Currently I am working on another histology painting of basal cell carcinoma in collaboration with Dr. Swailes. The difficult part for me is finding a jumping off point for painting and composition, so he does the part by sending me compositionally cool images.
Q: Who or what is your inspiration to create?
My mom is an obvious answer to this, she is an insanely creative person and there wasn’t a blank wall in my house growing up. She is an amazing artist and is always exploring new techniques and making art all the time. My “what” is more abstract for me, a lot of times I use my artwork to decompress. I have a little art studio in my apartment where I just have a canvas up all the time and if I’m not working on something concrete I like to just push paint around and follow my brush where it goes and create based on what I’m feeling.

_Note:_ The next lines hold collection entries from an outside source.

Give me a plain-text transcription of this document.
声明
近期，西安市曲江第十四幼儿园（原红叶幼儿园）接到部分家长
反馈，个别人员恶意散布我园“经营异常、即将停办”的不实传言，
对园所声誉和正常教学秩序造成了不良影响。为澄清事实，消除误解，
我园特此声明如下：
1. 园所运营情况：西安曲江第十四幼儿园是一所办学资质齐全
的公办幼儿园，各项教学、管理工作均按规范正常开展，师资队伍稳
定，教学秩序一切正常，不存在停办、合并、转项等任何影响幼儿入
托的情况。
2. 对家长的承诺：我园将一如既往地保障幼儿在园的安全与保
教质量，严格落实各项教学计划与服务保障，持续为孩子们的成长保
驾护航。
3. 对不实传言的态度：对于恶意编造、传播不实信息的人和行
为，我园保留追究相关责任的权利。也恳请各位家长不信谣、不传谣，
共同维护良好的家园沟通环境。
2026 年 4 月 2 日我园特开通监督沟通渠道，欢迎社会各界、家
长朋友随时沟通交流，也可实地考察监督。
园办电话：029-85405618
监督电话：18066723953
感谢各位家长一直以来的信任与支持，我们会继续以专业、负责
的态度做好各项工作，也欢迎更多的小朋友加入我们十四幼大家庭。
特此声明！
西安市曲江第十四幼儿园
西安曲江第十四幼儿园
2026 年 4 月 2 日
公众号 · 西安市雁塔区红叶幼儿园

Q: What art do you like to consume?
I follow a lot of artists on Instagram and VSCO, I love really graphic 3D and 2D pieces. It amazes me how creative people are. Some of my artist recommendations to look out for on instagram: @gannonpeggy @chadknight @bodeburnout @bouboudesign_
Q: What would you like people to know about your art?
I try to capture the “mood” of the disease or pathology or cell that I am painting. For the painting of metastatic adenocarcinoma in bone that I did in collaboration with Dr. Swailes I darkened it a little bit compared to the picture to make it a bit angrier— I like to capture the feeling of what I am painting within the picture itself.
Q: How has creating your art changed you as a person?
Art has always been an outlet for me, we all have things we do outside of the hospital to ground us and this is mine. I feel that having an outlet like this makes me a better doctor and a better person to be around in the hospital. Painting is a very mindful thing to do and so this is something I can do where I have to focus on what I’m doing without being distracted and there are very few things like that for me. I think it slows me down and we all need that, and I feel very fortunate to do this outside of work because it keeps me sane.
About the Creator:
Artist: Maggie Gannon is an M4 and aspires to be a urologist. She spends her time outside of the hospital training for ultramarathons and walking her dog, Leo. Her favorite medium is oil paint because they blend beautifully (they smell the best too!).
Interviewer: Ananya Munjal is an M2 at the Carver College of Medicine. She studied human physiology and writing as an undergraduate and enjoys exploring the vast intersections between literature and the sciences. In her free time Ananya enjoys running, cooking, and hanging out with the Appendix team. Her favorite medium to create is writing prose poetry.